Dat was ook een soort voorgevoel. Toen wij hem ontmoetten, bleek hij precies te zijn zoals ik u al had verteld dat hij zou zijn - en méér, gezien de cijfers van de kosten die ons uit Saigon beginnen te bereiken.'
Haar handjes grepen het papieren bekertje zó stevig vast dat de groene thee over de rand liep. 'Toen heb ik gelijk gekregen en ik - deze reis zal heel gevaarlijk zijn. Ik smeek u om voorzichtig te zijn.' Ze sprak nu erg snel en de woorden buitelden over elkaar alsof ze wist dat ze haar geheime kennis moest spuien vóór ze de kans had haar woorden in te slikken.
'Misschien dat ik u nooit meer zal zien. Ik heb het gevoel dat zelfs als dat wél het geval is, alles veranderd zal zijn. Ik zal niet dezelfde zijn en u zult zeker veranderd zijn - zo anders dat niemand u zal herkennen.'
Ondanks zijn westerse impuls om te lachen om haar melodramatische woorden voelde Nicholas toch een onaangename rilling over zijn rug gaan. Hij moest denken aan zijn eigen voorgevoel eerder die dag, toen het telefoongesprek dat hem naar Mikio Okami riep, was binnengekomen.
'Zelfs als hetgeen jij zegt waar is, dan nog moet ik gaan. Het gaat om een oude schuld die mijn vader heeft gemaakt en die ik moet vereffenen.'
Seiko nam een snelle slok van haar thee en stikte er bijna in. Nicholas legde zijn hand midden op haar rug en masseerde daarmee de verkrampte spieren terwijl zij uithoestte. Ze draaide zich om en keek hem aan, haar gezicht vuurrood; niet alleen van het hoesten, maar ook van iets anders.
Het was niet fatsoenlijk om haar in het openbaar aan te raken, zelfs op zo'n onschuldige wijze. 'Neem me niet kwalijk,' zei hij haastig, terwijl hij zijn hand terugtrok.
Ze wijdde zich weer aan de bestudering van haar thee. Nicholas begon zich bewust te worden van de intense bezorgdheid die zij uitstraalde.
'Seiko-san, wat is er?'
Haar handen lagen samengeknepen op de balie, alsof ze bang was dat ze zichzelf niet meer zou kunnen beheersen. 'Ik ben een slechte, egoïstische vrouw.'
'Seiko-san -'
'Laat mij uitspreken.

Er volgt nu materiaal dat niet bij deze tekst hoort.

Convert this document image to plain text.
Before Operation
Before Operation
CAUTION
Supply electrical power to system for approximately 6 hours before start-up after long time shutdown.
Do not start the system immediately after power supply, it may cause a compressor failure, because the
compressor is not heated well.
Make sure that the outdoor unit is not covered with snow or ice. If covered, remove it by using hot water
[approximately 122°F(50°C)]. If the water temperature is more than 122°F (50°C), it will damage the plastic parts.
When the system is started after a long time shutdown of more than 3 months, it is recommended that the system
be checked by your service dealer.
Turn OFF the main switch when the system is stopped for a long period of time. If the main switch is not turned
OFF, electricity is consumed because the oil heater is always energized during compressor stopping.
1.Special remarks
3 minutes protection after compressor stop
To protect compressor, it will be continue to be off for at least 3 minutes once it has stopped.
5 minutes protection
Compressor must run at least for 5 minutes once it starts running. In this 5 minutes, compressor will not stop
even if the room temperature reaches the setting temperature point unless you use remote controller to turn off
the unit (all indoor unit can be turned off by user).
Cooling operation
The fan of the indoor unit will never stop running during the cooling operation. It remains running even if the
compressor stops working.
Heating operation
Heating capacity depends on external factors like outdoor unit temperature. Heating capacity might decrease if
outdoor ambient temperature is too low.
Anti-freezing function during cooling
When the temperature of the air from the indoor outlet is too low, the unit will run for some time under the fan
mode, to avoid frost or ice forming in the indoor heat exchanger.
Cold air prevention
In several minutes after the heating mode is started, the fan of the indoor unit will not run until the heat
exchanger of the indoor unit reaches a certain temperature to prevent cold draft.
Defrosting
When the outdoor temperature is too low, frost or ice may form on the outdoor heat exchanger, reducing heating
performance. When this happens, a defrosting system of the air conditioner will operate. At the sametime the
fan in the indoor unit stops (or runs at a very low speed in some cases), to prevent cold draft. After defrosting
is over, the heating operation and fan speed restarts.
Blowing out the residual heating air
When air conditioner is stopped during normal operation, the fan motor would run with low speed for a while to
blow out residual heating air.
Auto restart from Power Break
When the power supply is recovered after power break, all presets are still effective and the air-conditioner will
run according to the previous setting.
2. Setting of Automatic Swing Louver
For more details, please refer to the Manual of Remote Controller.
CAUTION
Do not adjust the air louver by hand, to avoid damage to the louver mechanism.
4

Alstublieft.' Ze haalde diep adem. 'Vanaf het moment dat ik door toedoen van Nangi-san voor u ben gaan werken, heb ik geweten dat ik - iets speciaals voor u voel.'
In gedachten bevond Nicholas zich nu in een mijnenveld van het prikkelende heden en het nog jonge verleden, waarin hij telkens weer Justine's beschuldigingen hoorde.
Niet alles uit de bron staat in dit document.